His mother on the other hand, who earlier said something that seemed quite different, is encouraging him to come back to school: “I told him I wanted him to come back [to school]. His jaw dropped. It has nothing to do with basketball. It’s about you. It’s about who he is. He is a student at core. Yes, he is a great basketball player. But he’s an 18-year-old kid. He is having a tug with a heart and his mind. I don’t feel for him because I think it’s good for him that he is going through this struggle. It’s his decision. He has to live with it.”
Earlier Mrs. Carter had said this, leading us to severely doubt Carter would be back:
“If you look at the pros and the cons, college basketball is a big con. From a business perspective, college is 100 percent risk and it’s 100 percent negative to your business objective. It’s not putting you in any better position for achieving your business objective, which is reaching the NBA.”
“It could make you better at the risk exposing you. Think about it from a business perspective: If you are in high school, projected to go 1 to 14 in the lottery, why risk that positioning by going to college and getting exposed, even if there is an opportunity that you can possibly get better? Why?

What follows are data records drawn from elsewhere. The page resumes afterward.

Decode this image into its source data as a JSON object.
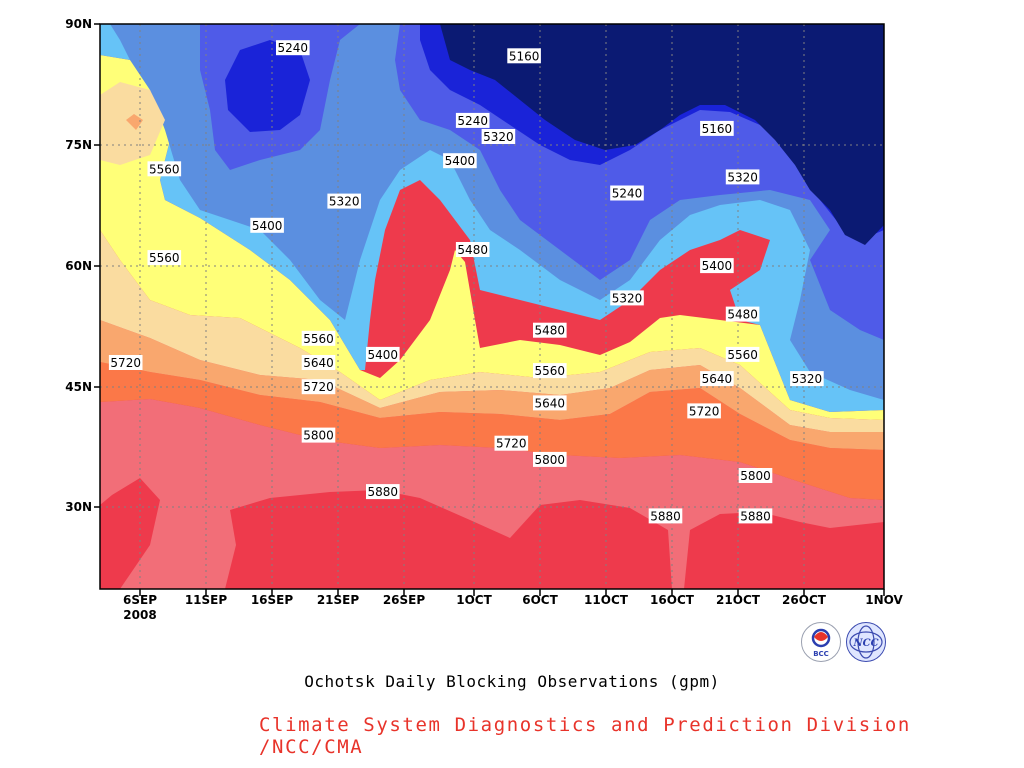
{
  "chart_data": {
    "type": "heatmap",
    "title": "Ochotsk Daily Blocking Observations (gpm)",
    "x_ticks": [
      {
        "label": "6SEP",
        "sub": "2008"
      },
      {
        "label": "11SEP"
      },
      {
        "label": "16SEP"
      },
      {
        "label": "21SEP"
      },
      {
        "label": "26SEP"
      },
      {
        "label": "1OCT"
      },
      {
        "label": "6OCT"
      },
      {
        "label": "11OCT"
      },
      {
        "label": "16OCT"
      },
      {
        "label": "21OCT"
      },
      {
        "label": "26OCT"
      },
      {
        "label": "1NOV"
      }
    ],
    "y_ticks": [
      "30N",
      "45N",
      "60N",
      "75N",
      "90N"
    ],
    "levels": [
      5160,
      5240,
      5320,
      5400,
      5480,
      5560,
      5640,
      5720,
      5800,
      5880
    ],
    "bands": [
      {
        "range": "<5160",
        "color": "#0b1a73"
      },
      {
        "range": "5160-5240",
        "color": "#1a23d8"
      },
      {
        "range": "5240-5320",
        "color": "#4f5be8"
      },
      {
        "range": "5320-5400",
        "color": "#5b8fe0"
      },
      {
        "range": "5400-5480",
        "color": "#66c3f7"
      },
      {
        "range": "5480-5560",
        "color": "#ffff78"
      },
      {
        "range": "5560-5640",
        "color": "#fadca0"
      },
      {
        "range": "5640-5720",
        "color": "#f9a76e"
      },
      {
        "range": "5720-5800",
        "color": "#fb7848"
      },
      {
        "range": "5800-5880",
        "color": "#f26e78"
      },
      {
        "range": ">5880",
        "color": "#ee3a4c"
      }
    ],
    "contour_labels": [
      {
        "value": "5160",
        "x": "4OCT",
        "y": "86N"
      },
      {
        "value": "5160",
        "x": "19OCT",
        "y": "77N"
      },
      {
        "value": "5240",
        "x": "16SEP",
        "y": "87N"
      },
      {
        "value": "5240",
        "x": "30SEP",
        "y": "78N"
      },
      {
        "value": "5240",
        "x": "12OCT",
        "y": "69N"
      },
      {
        "value": "5320",
        "x": "2OCT",
        "y": "76N"
      },
      {
        "value": "5320",
        "x": "20SEP",
        "y": "68N"
      },
      {
        "value": "5320",
        "x": "12OCT",
        "y": "56N"
      },
      {
        "value": "5320",
        "x": "21OCT",
        "y": "71N"
      },
      {
        "value": "5320",
        "x": "26OCT",
        "y": "46N"
      },
      {
        "value": "5400",
        "x": "14SEP",
        "y": "65N"
      },
      {
        "value": "5400",
        "x": "29SEP",
        "y": "73N"
      },
      {
        "value": "5400",
        "x": "23SEP",
        "y": "49N"
      },
      {
        "value": "5400",
        "x": "19OCT",
        "y": "60N"
      },
      {
        "value": "5480",
        "x": "30SEP",
        "y": "62N"
      },
      {
        "value": "5480",
        "x": "6OCT",
        "y": "52N"
      },
      {
        "value": "5480",
        "x": "21OCT",
        "y": "54N"
      },
      {
        "value": "5560",
        "x": "6SEP",
        "y": "72N"
      },
      {
        "value": "5560",
        "x": "6SEP",
        "y": "61N"
      },
      {
        "value": "5560",
        "x": "18SEP",
        "y": "51N"
      },
      {
        "value": "5560",
        "x": "6OCT",
        "y": "47N"
      },
      {
        "value": "5560",
        "x": "21OCT",
        "y": "49N"
      },
      {
        "value": "5640",
        "x": "18SEP",
        "y": "48N"
      },
      {
        "value": "5640",
        "x": "6OCT",
        "y": "43N"
      },
      {
        "value": "5640",
        "x": "19OCT",
        "y": "46N"
      },
      {
        "value": "5720",
        "x": "3SEP",
        "y": "48N"
      },
      {
        "value": "5720",
        "x": "18SEP",
        "y": "45N"
      },
      {
        "value": "5720",
        "x": "3OCT",
        "y": "38N"
      },
      {
        "value": "5720",
        "x": "18OCT",
        "y": "42N"
      },
      {
        "value": "5800",
        "x": "18SEP",
        "y": "39N"
      },
      {
        "value": "5800",
        "x": "6OCT",
        "y": "36N"
      },
      {
        "value": "5800",
        "x": "22OCT",
        "y": "34N"
      },
      {
        "value": "5880",
        "x": "23SEP",
        "y": "32N"
      },
      {
        "value": "5880",
        "x": "15OCT",
        "y": "29N"
      },
      {
        "value": "5880",
        "x": "22OCT",
        "y": "29N"
      }
    ]
  },
  "credit": "Climate System Diagnostics and Prediction Division /NCC/CMA",
  "logos": {
    "left": "BCC",
    "right": "NCC"
  }
}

“It’s a big con. Let the NCAA deal with those second-tier players and build their empire off them; let the one-and-dones go and build their empires with their skill set.”

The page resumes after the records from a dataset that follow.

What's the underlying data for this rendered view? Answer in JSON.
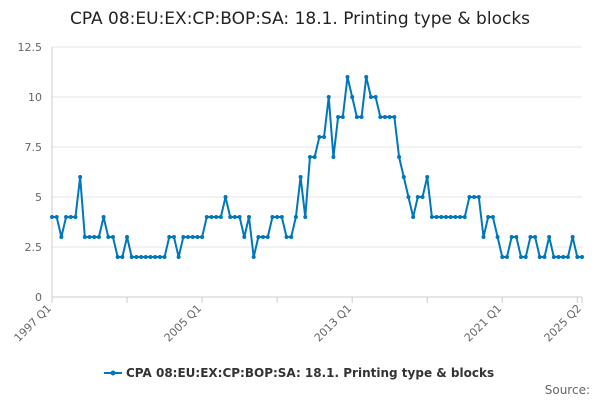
{
  "chart_data": {
    "type": "line",
    "title": "CPA 08:EU:EX:CP:BOP:SA: 18.1. Printing type & blocks",
    "xlabel": "",
    "ylabel": "",
    "ylim": [
      0,
      12.5
    ],
    "y_ticks": [
      "0",
      "2.5",
      "5",
      "7.5",
      "10",
      "12.5"
    ],
    "x_tick_labels": [
      "1997 Q1",
      "2005 Q1",
      "2013 Q1",
      "2021 Q1",
      "2025 Q2"
    ],
    "grid": true,
    "legend_position": "bottom",
    "x": [
      "1997 Q1",
      "1997 Q2",
      "1997 Q3",
      "1997 Q4",
      "1998 Q1",
      "1998 Q2",
      "1998 Q3",
      "1998 Q4",
      "1999 Q1",
      "1999 Q2",
      "1999 Q3",
      "1999 Q4",
      "2000 Q1",
      "2000 Q2",
      "2000 Q3",
      "2000 Q4",
      "2001 Q1",
      "2001 Q2",
      "2001 Q3",
      "2001 Q4",
      "2002 Q1",
      "2002 Q2",
      "2002 Q3",
      "2002 Q4",
      "2003 Q1",
      "2003 Q2",
      "2003 Q3",
      "2003 Q4",
      "2004 Q1",
      "2004 Q2",
      "2004 Q3",
      "2004 Q4",
      "2005 Q1",
      "2005 Q2",
      "2005 Q3",
      "2005 Q4",
      "2006 Q1",
      "2006 Q2",
      "2006 Q3",
      "2006 Q4",
      "2007 Q1",
      "2007 Q2",
      "2007 Q3",
      "2007 Q4",
      "2008 Q1",
      "2008 Q2",
      "2008 Q3",
      "2008 Q4",
      "2009 Q1",
      "2009 Q2",
      "2009 Q3",
      "2009 Q4",
      "2010 Q1",
      "2010 Q2",
      "2010 Q3",
      "2010 Q4",
      "2011 Q1",
      "2011 Q2",
      "2011 Q3",
      "2011 Q4",
      "2012 Q1",
      "2012 Q2",
      "2012 Q3",
      "2012 Q4",
      "2013 Q1",
      "2013 Q2",
      "2013 Q3",
      "2013 Q4",
      "2014 Q1",
      "2014 Q2",
      "2014 Q3",
      "2014 Q4",
      "2015 Q1",
      "2015 Q2",
      "2015 Q3",
      "2015 Q4",
      "2016 Q1",
      "2016 Q2",
      "2016 Q3",
      "2016 Q4",
      "2017 Q1",
      "2017 Q2",
      "2017 Q3",
      "2017 Q4",
      "2018 Q1",
      "2018 Q2",
      "2018 Q3",
      "2018 Q4",
      "2019 Q1",
      "2019 Q2",
      "2019 Q3",
      "2019 Q4",
      "2020 Q1",
      "2020 Q2",
      "2020 Q3",
      "2020 Q4",
      "2021 Q1",
      "2021 Q2",
      "2021 Q3",
      "2021 Q4",
      "2022 Q1",
      "2022 Q2",
      "2022 Q3",
      "2022 Q4",
      "2023 Q1",
      "2023 Q2",
      "2023 Q3",
      "2023 Q4",
      "2024 Q1",
      "2024 Q2",
      "2024 Q3",
      "2024 Q4",
      "2025 Q1",
      "2025 Q2"
    ],
    "series": [
      {
        "name": "CPA 08:EU:EX:CP:BOP:SA: 18.1. Printing type & blocks",
        "color": "#0077bb",
        "values": [
          4,
          4,
          3,
          4,
          4,
          4,
          6,
          3,
          3,
          3,
          3,
          4,
          3,
          3,
          2,
          2,
          3,
          2,
          2,
          2,
          2,
          2,
          2,
          2,
          2,
          3,
          3,
          2,
          3,
          3,
          3,
          3,
          3,
          4,
          4,
          4,
          4,
          5,
          4,
          4,
          4,
          3,
          4,
          2,
          3,
          3,
          3,
          4,
          4,
          4,
          3,
          3,
          4,
          6,
          4,
          7,
          7,
          8,
          8,
          10,
          7,
          9,
          9,
          11,
          10,
          9,
          9,
          11,
          10,
          10,
          9,
          9,
          9,
          9,
          7,
          6,
          5,
          4,
          5,
          5,
          6,
          4,
          4,
          4,
          4,
          4,
          4,
          4,
          4,
          5,
          5,
          5,
          3,
          4,
          4,
          3,
          2,
          2,
          3,
          3,
          2,
          2,
          3,
          3,
          2,
          2,
          3,
          2,
          2,
          2,
          2,
          3,
          2,
          2
        ]
      }
    ]
  },
  "footer": {
    "source_label": "Source:"
  }
}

“If I have the option of going straight to the pros and missing college, I go straight to the pros.”
At the time, we just figured, well that’s that, but apparently not.
As everyone (correctly) says in the first story, it’s Carter’s decision. But we’ll just say this, not that any of it matters.
When we watched the Kansas game, our gut instinct about Carter was that he didn’t like the idea of his last performance being so poor and that missing that shot at the end so badly would gnaw at him.
Putting him in the middle with RJ Barrett, Cam Reddish, Zion Williamson and Tre Jones orchestrating could help him to move much higher in next year’s draft and could help him to build a larger profile. We wouldn’t say that he played in Marvin Bagley’s shadow this year because Carter at times was the better player. But Bagley’s athleticism is stunning and people did tend to focus on him. As a sophomore, Carter would
And as we always say, there is no salary cap on endorsements. As a good student and an amateur actor (to date), Carter could be an unusually effective endorser.
Finally, not that this should matter to his decision, but during the NCAA tournament his mother clearly had the time of her life. Exuberant and passionate, she came pretty close to being Duke’s answer to Sister Jean.
Despite her concerns about college basketball, as much as any parent recently, she became one of us. It’d be fun to have her around for another run.